England’s next assignment is a three-Test series in New Zealand and Back views a 2-1 series defeat as a worthy outcome.

“The series begins after the first Test because England will be missing their Premiership finalists, so that game is more of a warm-up,” Back said. “Then the Test series really begins in my eyes and if they can draw that, then they’ll come home with their heads held high. If they manage that, it would be a big statement. Any less than that and we are where we should be, ranked fourth in the world.”

Meanwhile, work on European club rugby’s new elite tournament will be put on hold over the weekend and resume on Monday.

The replacement for the Heineken Cup was expected to be unveiled this week, but it is understood that administrative elements of the agreement have yet to be finalised, resulting in the delay.

Once the paperwork is complete an announcement will be made, with Monday the earliest possible opportunity to declare a ceasefire in the bitter two-year dispute over Europe.

A further delay could be caused by the rugby calendar, however, with the Heineken Cup quarter-finals scheduled to take place next weekend.

European rugby chiefs may decide to hold any announcement until the first knockout round is over out of respect to the competition as it nears its conclusion.

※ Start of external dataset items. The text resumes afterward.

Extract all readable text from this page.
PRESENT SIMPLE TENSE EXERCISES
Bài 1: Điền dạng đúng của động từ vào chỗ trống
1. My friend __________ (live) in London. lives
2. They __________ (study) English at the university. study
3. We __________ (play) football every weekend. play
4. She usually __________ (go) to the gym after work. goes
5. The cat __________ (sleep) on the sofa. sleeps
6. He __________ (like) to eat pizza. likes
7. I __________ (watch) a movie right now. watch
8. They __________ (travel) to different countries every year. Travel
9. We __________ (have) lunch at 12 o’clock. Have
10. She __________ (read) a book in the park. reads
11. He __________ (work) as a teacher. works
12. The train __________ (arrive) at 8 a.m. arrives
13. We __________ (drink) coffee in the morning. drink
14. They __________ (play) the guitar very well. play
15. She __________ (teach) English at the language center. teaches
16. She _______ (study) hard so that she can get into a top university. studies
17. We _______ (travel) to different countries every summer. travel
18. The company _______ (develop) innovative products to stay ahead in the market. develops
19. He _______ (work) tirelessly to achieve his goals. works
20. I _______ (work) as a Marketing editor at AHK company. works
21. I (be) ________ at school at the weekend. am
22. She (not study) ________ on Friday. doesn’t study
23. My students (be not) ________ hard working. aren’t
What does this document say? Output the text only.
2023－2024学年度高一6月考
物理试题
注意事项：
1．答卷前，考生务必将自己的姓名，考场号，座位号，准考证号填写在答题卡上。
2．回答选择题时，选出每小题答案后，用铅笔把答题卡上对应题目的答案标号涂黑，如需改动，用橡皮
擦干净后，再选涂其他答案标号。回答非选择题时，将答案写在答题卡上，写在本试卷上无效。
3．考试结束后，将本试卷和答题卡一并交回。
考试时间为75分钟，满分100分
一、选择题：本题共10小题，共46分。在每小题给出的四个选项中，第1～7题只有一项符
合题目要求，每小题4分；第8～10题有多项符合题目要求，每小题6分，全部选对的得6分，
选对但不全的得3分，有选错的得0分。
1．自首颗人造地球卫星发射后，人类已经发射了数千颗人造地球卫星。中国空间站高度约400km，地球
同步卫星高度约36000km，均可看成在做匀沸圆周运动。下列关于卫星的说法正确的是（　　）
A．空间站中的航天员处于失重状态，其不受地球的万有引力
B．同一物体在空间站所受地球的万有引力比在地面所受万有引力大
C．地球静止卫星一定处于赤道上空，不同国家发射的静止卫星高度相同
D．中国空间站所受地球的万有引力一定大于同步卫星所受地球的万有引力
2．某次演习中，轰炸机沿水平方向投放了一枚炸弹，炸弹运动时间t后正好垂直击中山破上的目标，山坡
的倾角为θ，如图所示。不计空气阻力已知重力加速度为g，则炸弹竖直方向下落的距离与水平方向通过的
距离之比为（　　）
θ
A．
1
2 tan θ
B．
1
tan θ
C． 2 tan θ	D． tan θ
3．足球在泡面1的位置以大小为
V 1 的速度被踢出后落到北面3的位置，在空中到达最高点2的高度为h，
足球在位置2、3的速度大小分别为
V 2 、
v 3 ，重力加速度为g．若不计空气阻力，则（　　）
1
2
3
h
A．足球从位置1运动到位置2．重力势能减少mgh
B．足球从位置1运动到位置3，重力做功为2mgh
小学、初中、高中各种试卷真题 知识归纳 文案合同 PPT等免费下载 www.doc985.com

A new 20-team format is expected to have six Premiership teams, six clubs from France’s Top 14 competition and seven of the PRO12 sides qualifying for a competition that would succeed the Heineken Cup.

The final place would be decided after a play-off between this season’s seventh-placed finishers in the Premiership and Top 14.

It is understood an agreement is imminent. Once signed all parties can then chase a resolution between broadcasters BT Sport and Sky, both of whom have  indicated a willingness to agree a compromise TV rights deal.

The Six Nations committee is expected to provide the basis of the new governing body, with some existing European Rugby Cup staff retained.